Decided you’re too tired to cook tonight’s dinner? Planning on taking a friend from your CrossFit gym out to lunch? Or maybe you just want to get out of the house and enjoy some food.
Trying to maintain a healthy diet can be hard at the best of times, especially when eating out. In your kitchen you have control of exactly what you put in your food, however, when you eat out, you are putting your trust in the hand of another person who is cooking and preparing your food.
Here are some suggestions on how to eat clean while eating out, highlighting what to look for, and what to avoid when ordering:
There are many fresh and healthy options at Mexican restaurants. Try to stick to the meals with vegetables and meats. Burrito bowls and fajitas are good options, especially if you can substitute the flour tortilla for wheat or gluten-free. The meat used in fajitas are also usually grilled instead of fried meaning less fat.
What to get: Soft tacos, fajitas, burrito bowls, fresh meat (beef & chicken), vegetables, fresh salsa, cilantro and wheat/gluten-free tortillas if available.
What to avoid: Sour cream, cheese, tortilla chips, white tortilla.
Among all the high fat meals like burgers and fries there are a number of healthy options at American restaurants. Salads are the best option if you are careful and avoid the fatty dressings. If you are getting a burger, or any other type of sandwich, try to order one with leaner beef, as burgers often have high amounts of saturated fats. You can also ask for a lettuce wrap instead of the buttered, calorie-dense bun used in burgers. If you can, avoid the fries or ask for sweet potato fries as a ‘healthier’ equivalent.
What to get: Salads, grilled meats and fish, fresh veggies, sweet potatoes.
What to avoid: Flour buns, high-calorie salad dressing, anything fried.
Most of the ingredients in most mediterranean foods are very healthy, however, sometimes they are either fried (calamari, falafel), heavily buttered or drowned in some rich, fattening sauce that quickly decreases the food’s nutritional value. You should try to avoid all fried foods by ordering grilled meats instead, and ask to have your dish served with the sauce on the side. Lastly, moderation is key with hummus. While it is packed with fiber and protein, it is loaded with calories and can easily be over-consumed.
What to get: Chicken, lamb, beef, fish, vegetables.
What to avoid: Cheeses (feta and goat cheeses are okay in moderation), fatty dipping sauces, fried foods (calamari, falafel), pita bread (ask for whole wheat if possible).

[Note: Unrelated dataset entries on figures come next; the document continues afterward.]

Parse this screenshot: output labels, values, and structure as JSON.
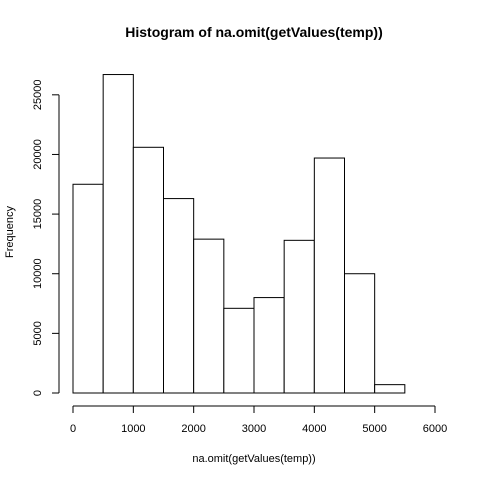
{
  "chart_data": {
    "type": "bar",
    "title": "Histogram of na.omit(getValues(temp))",
    "xlabel": "na.omit(getValues(temp))",
    "ylabel": "Frequency",
    "bins": [
      {
        "start": 0,
        "end": 500,
        "count": 17500
      },
      {
        "start": 500,
        "end": 1000,
        "count": 26700
      },
      {
        "start": 1000,
        "end": 1500,
        "count": 20600
      },
      {
        "start": 1500,
        "end": 2000,
        "count": 16300
      },
      {
        "start": 2000,
        "end": 2500,
        "count": 12900
      },
      {
        "start": 2500,
        "end": 3000,
        "count": 7100
      },
      {
        "start": 3000,
        "end": 3500,
        "count": 8000
      },
      {
        "start": 3500,
        "end": 4000,
        "count": 12800
      },
      {
        "start": 4000,
        "end": 4500,
        "count": 19700
      },
      {
        "start": 4500,
        "end": 5000,
        "count": 10000
      },
      {
        "start": 5000,
        "end": 5500,
        "count": 700
      }
    ],
    "xlim": [
      0,
      6000
    ],
    "ylim": [
      0,
      27500
    ],
    "xticks": [
      0,
      1000,
      2000,
      3000,
      4000,
      5000,
      6000
    ],
    "yticks": [
      0,
      5000,
      10000,
      15000,
      20000,
      25000
    ],
    "bar_fill": "#ffffff",
    "bar_stroke": "#000000",
    "grid": false,
    "legend": "none"
  }
}
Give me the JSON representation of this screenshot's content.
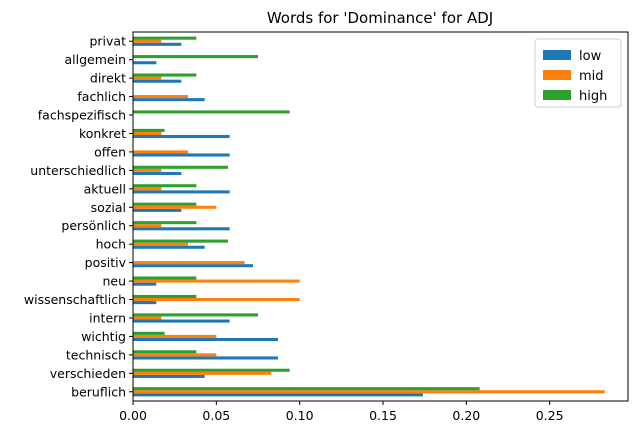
{
  "chart_data": {
    "type": "bar",
    "orientation": "horizontal",
    "title": "Words for 'Dominance' for ADJ",
    "xlabel": "",
    "ylabel": "",
    "xlim": [
      0,
      0.297
    ],
    "xticks": [
      "0.00",
      "0.05",
      "0.10",
      "0.15",
      "0.20",
      "0.25"
    ],
    "xtick_values": [
      0,
      0.05,
      0.1,
      0.15,
      0.2,
      0.25
    ],
    "legend_position": "top-right",
    "grid": false,
    "categories": [
      "beruflich",
      "verschieden",
      "technisch",
      "wichtig",
      "intern",
      "wissenschaftlich",
      "neu",
      "positiv",
      "hoch",
      "persönlich",
      "sozial",
      "aktuell",
      "unterschiedlich",
      "offen",
      "konkret",
      "fachspezifisch",
      "fachlich",
      "direkt",
      "allgemein",
      "privat"
    ],
    "series": [
      {
        "name": "low",
        "color": "#1f77b4",
        "values": [
          0.174,
          0.043,
          0.087,
          0.087,
          0.058,
          0.014,
          0.014,
          0.072,
          0.043,
          0.058,
          0.029,
          0.058,
          0.029,
          0.058,
          0.058,
          0.0,
          0.043,
          0.029,
          0.014,
          0.029
        ]
      },
      {
        "name": "mid",
        "color": "#ff7f0e",
        "values": [
          0.283,
          0.083,
          0.05,
          0.05,
          0.017,
          0.1,
          0.1,
          0.067,
          0.033,
          0.017,
          0.05,
          0.017,
          0.017,
          0.033,
          0.017,
          0.0,
          0.033,
          0.017,
          0.0,
          0.017
        ]
      },
      {
        "name": "high",
        "color": "#2ca02c",
        "values": [
          0.208,
          0.094,
          0.038,
          0.019,
          0.075,
          0.038,
          0.038,
          0.0,
          0.057,
          0.038,
          0.038,
          0.038,
          0.057,
          0.0,
          0.019,
          0.094,
          0.0,
          0.038,
          0.075,
          0.038
        ]
      }
    ]
  }
}
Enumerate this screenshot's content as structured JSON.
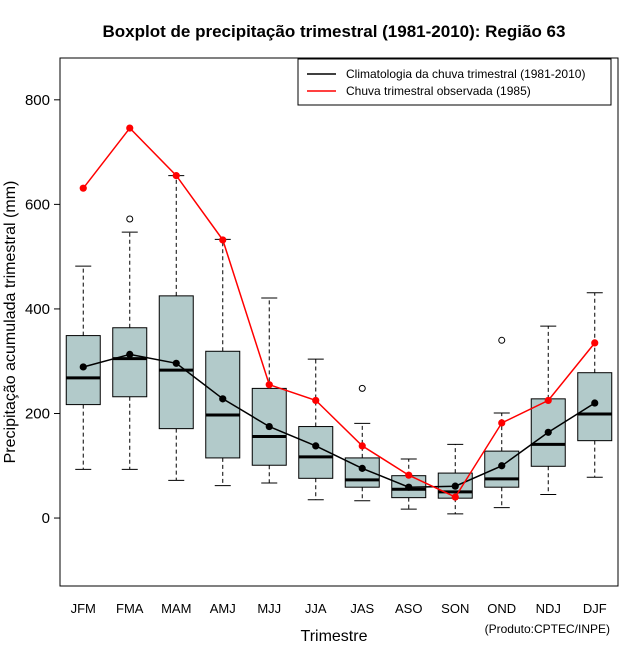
{
  "chart_data": {
    "type": "boxplot",
    "title": "Boxplot de precipitação trimestral (1981-2010): Região 63",
    "xlabel": "Trimestre",
    "ylabel": "Precipitação acumulada trimestral (mm)",
    "ylim": [
      -130,
      880
    ],
    "yticks": [
      0,
      200,
      400,
      600,
      800
    ],
    "categories": [
      "JFM",
      "FMA",
      "MAM",
      "AMJ",
      "MJJ",
      "JJA",
      "JAS",
      "ASO",
      "SON",
      "OND",
      "NDJ",
      "DJF"
    ],
    "boxes": [
      {
        "min": 93,
        "q1": 217,
        "median": 268,
        "q3": 349,
        "max": 482,
        "outliers": []
      },
      {
        "min": 93,
        "q1": 232,
        "median": 305,
        "q3": 364,
        "max": 547,
        "outliers": [
          572
        ]
      },
      {
        "min": 72,
        "q1": 171,
        "median": 283,
        "q3": 425,
        "max": 655,
        "outliers": []
      },
      {
        "min": 62,
        "q1": 115,
        "median": 197,
        "q3": 319,
        "max": 533,
        "outliers": []
      },
      {
        "min": 67,
        "q1": 101,
        "median": 156,
        "q3": 248,
        "max": 421,
        "outliers": []
      },
      {
        "min": 35,
        "q1": 76,
        "median": 117,
        "q3": 175,
        "max": 304,
        "outliers": []
      },
      {
        "min": 33,
        "q1": 59,
        "median": 73,
        "q3": 115,
        "max": 181,
        "outliers": [
          248
        ]
      },
      {
        "min": 17,
        "q1": 39,
        "median": 55,
        "q3": 81,
        "max": 113,
        "outliers": []
      },
      {
        "min": 8,
        "q1": 38,
        "median": 50,
        "q3": 86,
        "max": 141,
        "outliers": []
      },
      {
        "min": 20,
        "q1": 59,
        "median": 75,
        "q3": 128,
        "max": 201,
        "outliers": [
          340
        ]
      },
      {
        "min": 45,
        "q1": 99,
        "median": 141,
        "q3": 228,
        "max": 367,
        "outliers": []
      },
      {
        "min": 78,
        "q1": 148,
        "median": 199,
        "q3": 278,
        "max": 431,
        "outliers": []
      }
    ],
    "series": [
      {
        "name": "Climatologia da chuva trimestral (1981-2010)",
        "color": "#000000",
        "values": [
          289,
          313,
          296,
          228,
          175,
          138,
          95,
          59,
          61,
          100,
          164,
          220
        ]
      },
      {
        "name": "Chuva trimestral observada (1985)",
        "color": "#ff0000",
        "values": [
          631,
          746,
          655,
          532,
          255,
          225,
          138,
          82,
          40,
          182,
          225,
          335
        ]
      }
    ],
    "box_fill": "#b2caca",
    "legend_position": "top-right",
    "credit": "(Produto:CPTEC/INPE)"
  }
}
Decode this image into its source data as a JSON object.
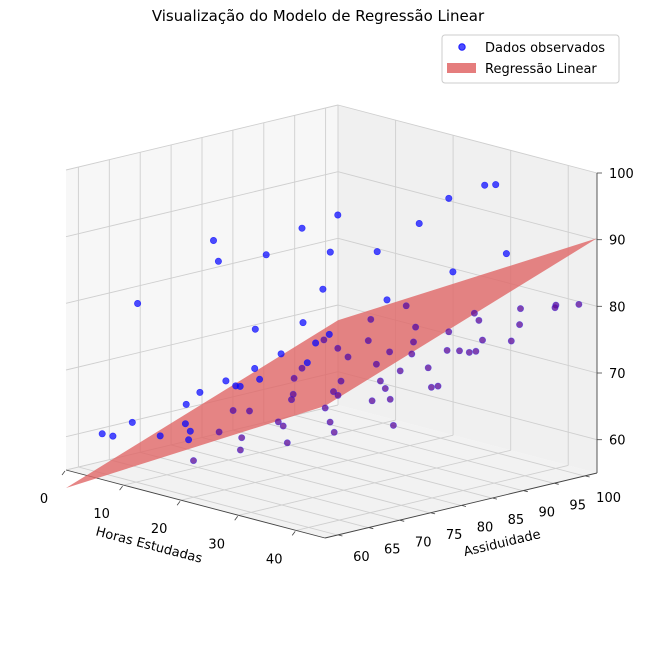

Indian food offers a plethora of tasty spices and tender meats. As with Mediterranean cuisine, many Indian dishes feature rich sauces, so be sure to ask for them to be served on the side. Stick to the high-protein meals with vegetables and be sure to get some lentils which are packed with fiber and protein. Many Indian meals come with potatoes so try to avoid them where possible.
What to get: Meat based meals with low amounts of sauce (tandoori chicken), vegetables (jalfrezy), spices, lentils.
What to avoid/eat in moderation: Breads (naan, roti), rice, curry, potatoes, sauces.
Asian food (Chinese, Thai, Vietnamese)
It can be tricky eating clean at Asian restaurants as many dishes come with fried food and are often loaded with various sauces. Some combo meals (eg: garlic chicken & fried rice) and soups also have high levels of sodium in them, so try to watch out for them. Tom Yum soup is often a safe bet as it is usually loaded with nutritious veggies and meats, while also low in calories. If you can handle it, try to order foods that are more heavily peppered and spicy! The added spice may increase your metabolism, and some research has shown that they may even have the ability to kill developing fat cells!
What to get: Raw fish (sushi), steamed or stir-fried meats/veggies, brown rice, low calorie soups (Tom Yum), salads (Thai beef salad, larb chicken) and anything without sauces.
What to avoid: Anything fried, most sauces, lo-mein noodles, white rice, prawn crackers.
Don’t get too excited – moderation is the key here! While frozen yoghurt might not be the healthiest option for desert, it’s by far the un-healthiest. And all of us should be able to enjoy ourselves from time to time anyway. Limit your serving size to 3-4 ounces but be sure to load up on healthy toppings such as nuts and fresh fruit! Many frozen yogurt stores offer several sugar-free and non-dairy flavours so try to go for them first.
What to get: Fruits, nuts, coconut shavings, natural muesli/granola, sugar-free and non-dairy flavours.
What to avoid: Most toppings are loaded with sugar and additives, so try to avoid anything that is unnatural.